Review: York Early Music Festival: I Fagiolini in Monteverdi’s Orfeo, Sir Jack Lyons Concert Hall, University of York, July 5
FORTY-TWO years into its existence, York Early Music Festival has chalked up a first: opera. Puppet opera, indeed, in Monteverdi’s great ‘favola in musica’ Orfeo.
It made a stunning opener to the 2019 festival and was rapturously received by an overflowing house.
I Fagiolini, led by Robert Hollingworth, here burnished its already huge reputation for dramatising Monteverdi’s madrigals.
With its soloists and orchestra augmented by the English Cornett & Sackbut Ensemble and nine singers from the University of York, this memorable evening was directed by Thomas Guthrie. In truth, these forces were so well-drilled that they barely needed a conductor at all.
The puppets representing Orpheus and Euridice were dressed in white and held on a short rod by the soloists, Matthew Long and Jenni Harper respectively, with assistance in moving limbs from puppeteers Alex Newton and Laura Caldow.
All the remaining singers held identical masks, with shawls draped over their arms to represent torsos. Under Natalie Rowland’s discreet lighting, and with all the live performers in black, these white masks quickly caught the eye, so that the humans behind them soon faded from view.
The action was confined to a great H-shaped stage, with the players seated within its arms, which were linked by a catwalk towards the audience. Long’s intense Orpheus was tirelessly energetic, with Harper’s sweet-toned Euridice an engaging contrast.
There were useful cameos from Ciara Hendrick as Music, Christopher Adams as Charon and Charles Gibbs as Pluto.
Echo effects from the foyer and processions through the aisles further swept the audience into the action. The orchestra was crisp, lively and succulent; the brass was thrilling. Sensational. More opera, please.
Martin Dreyer
Review: York Early Music Festival, Alamire, St Michael le Belfrey, York, July 6
ALAMIRE presented a fascinating cross-section of the unaccompanied choral output of Tudor composer Thomas Tallis.
Their director David Skinner, a considerable Tallis scholar, selected an illuminating programme highlighting Tallis’s consummate response to the constantly changing religious landscape of the period.

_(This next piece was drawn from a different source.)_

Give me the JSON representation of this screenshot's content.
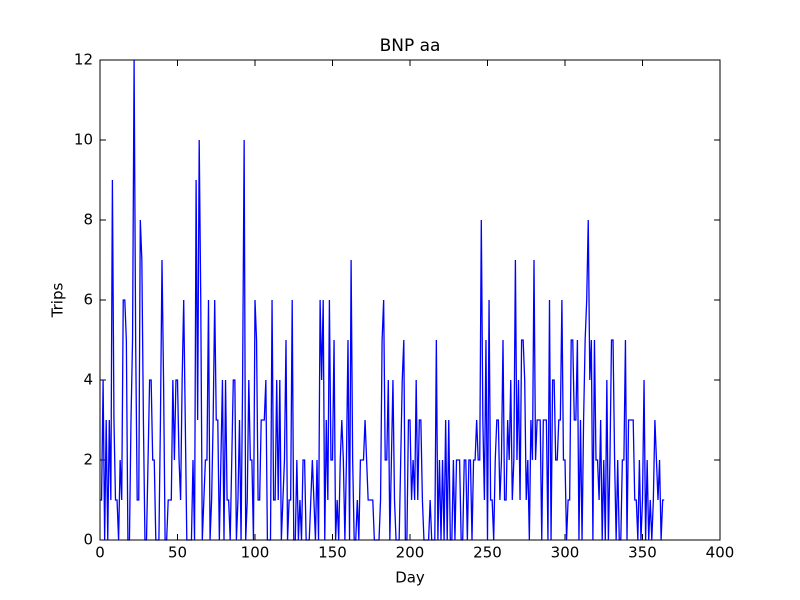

In the first half, works with Latin texts such as the opening Videte Miraculum proved Tallis’s mastery of polyphony, while the simpler, lilting, homophonic O Nata Lux was equally effective.
Reduced from the sonic splendour of Alamire’s full complement of 12 voices, only five blended beautifully for In Ieiunio Et Fletu. Miserere Nostri –_despite its compositional ingenuity described by Skinner – sounded harmonious and totally natural.
After the interval, everything was in English. The early Gaude Gloriosa was recently discovered by Skinner to also accommodate the more forthright, pugnacious words of See, Lord And Behold, by Catherine Parr, Henry VIII’s last queen. The choir gave this their all: it was refreshing to hear this piece delivered with such gusto!
Several works influenced by the Anglicising zeal and pious austerity of Edward VI were also here, like the moving, quiet sophistication of O Lord, In Thee Is All My Trust.
Required to provide church music for the radically different conceptions of all four monarchs from Henry VIII to Elizabeth I, Tallis had to re-invent and adapt his art many times. This enjoyable traversal of his output thus admirably suited the theme of this year’s York Early Music Festival: “Innovation”.